Yes, this is very easy to verify with a static analysis. And I agree,
it does have a number of useful applications.
> - Functions/methods which reads/writes variables accessible from
> parameters only (including the implicit "this" parameter). Both class
> A.setX and B.m in your example would fall into this category. As long
> as you call these functions with the same parameters you will always
> get the same result, which makes them quite easily testable and
> parallelizable.
I'm not sure I agree with this. When the parameters are primitive,
this is certainly true. But for object parameters, it requires that
the parameters be equal (in the sense of Object.equals()). How often
does this occur?
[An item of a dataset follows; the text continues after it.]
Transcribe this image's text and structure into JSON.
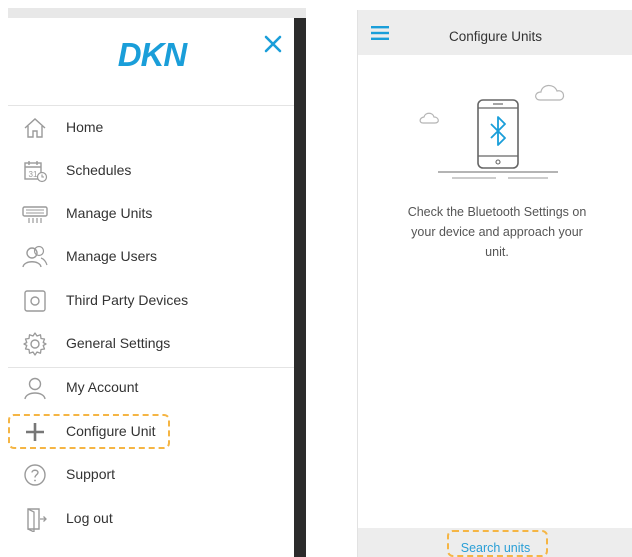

Is there a particular application domain you are
thinking of?
The aliasing problem that I wrote of earlier makes it difficult to
limit the effects to parameters in cases when the object used as an
argument references other objects. Containing these effects requires
using some kind of uniqueness/ownership/containment/universe
annotation and analysis, and these are still more complicated and
generally have far-reaching consequences for the annotated code. (See
the @Unique annotation in the above link.)
> - Functions/methods that reads/writes static variables and/or calls
> native methods (like file system calls). These functions/methods are
> inherently hard to test/parallelize.
Some kind of category of global effect could be useful.
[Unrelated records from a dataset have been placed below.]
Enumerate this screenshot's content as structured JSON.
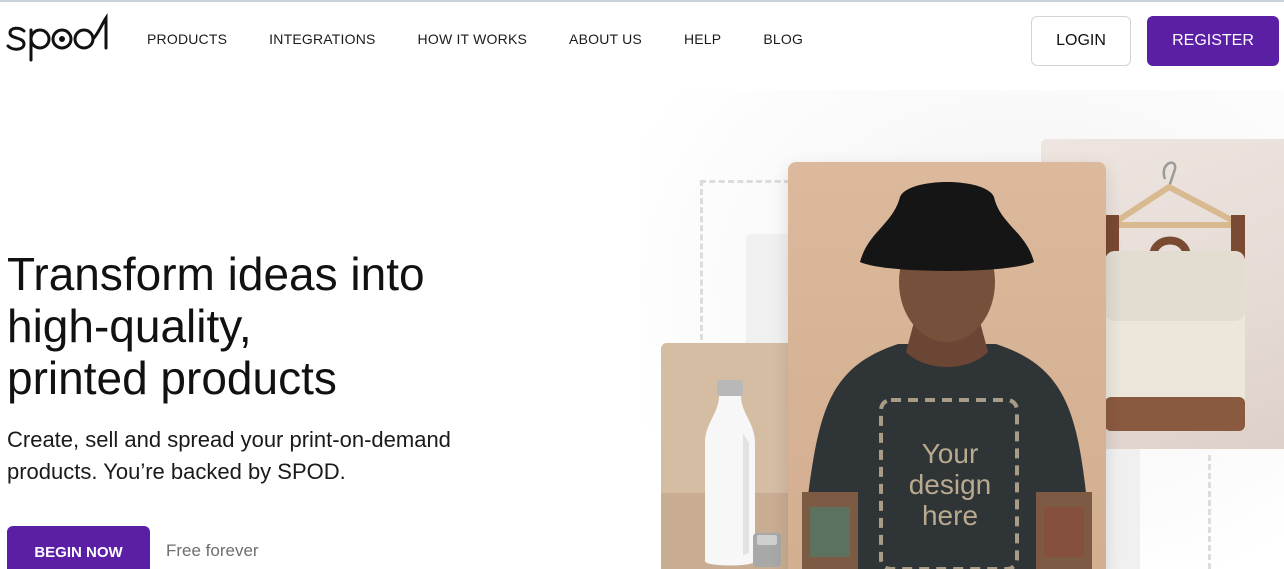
{
  "brand": {
    "logo_text": "spod"
  },
  "nav": {
    "items": [
      {
        "label": "PRODUCTS"
      },
      {
        "label": "INTEGRATIONS"
      },
      {
        "label": "HOW IT WORKS"
      },
      {
        "label": "ABOUT US"
      },
      {
        "label": "HELP"
      },
      {
        "label": "BLOG"
      }
    ],
    "login_label": "LOGIN",
    "register_label": "REGISTER"
  },
  "hero": {
    "title_lines": [
      "Transform ideas into",
      "high-quality,",
      "printed products"
    ],
    "subtitle_lines": [
      "Create, sell and spread your print-on-demand",
      "products. You’re backed by SPOD."
    ],
    "cta_label": "BEGIN NOW",
    "cta_note": "Free forever"
  },
  "collage": {
    "design_placeholder_lines": [
      "Your",
      "design",
      "here"
    ],
    "images": [
      "model-tshirt-image",
      "water-bottle-image",
      "backpack-on-hanger-image"
    ]
  },
  "colors": {
    "accent": "#5b1fa6",
    "muted_text": "#6e6e6e",
    "border": "#d4d4d4"
  }
}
> There might be some use in subdividing these further, for example in
> read/write categories.
Adding read/write categories is trivial.
My concerns about adding effects, I think, can be boiled down to this:
It is easy to come up with annotations that concisely express the
extremes: no effects (pure), could write any object. It is also easy
to make some course generalizations: does/does not affect global
(static) state. The in between case of trying to specify which
objects are affected, and possibly which portion of an object is
affected, is much more difficult. In particular, I think that trying
to solve this problem is going to tie the annotations to particular
analysis. That is, it is not going to be approachable by many
different analysis styles. For example, the object-oriented effects
system developed by Dave Clarke and Sophia Drossopoulou <http://
homepages.cwi.nl/~dave/writing/papers/oedte.ps.gz> is quite different
from the one that John Boyland and I came up with.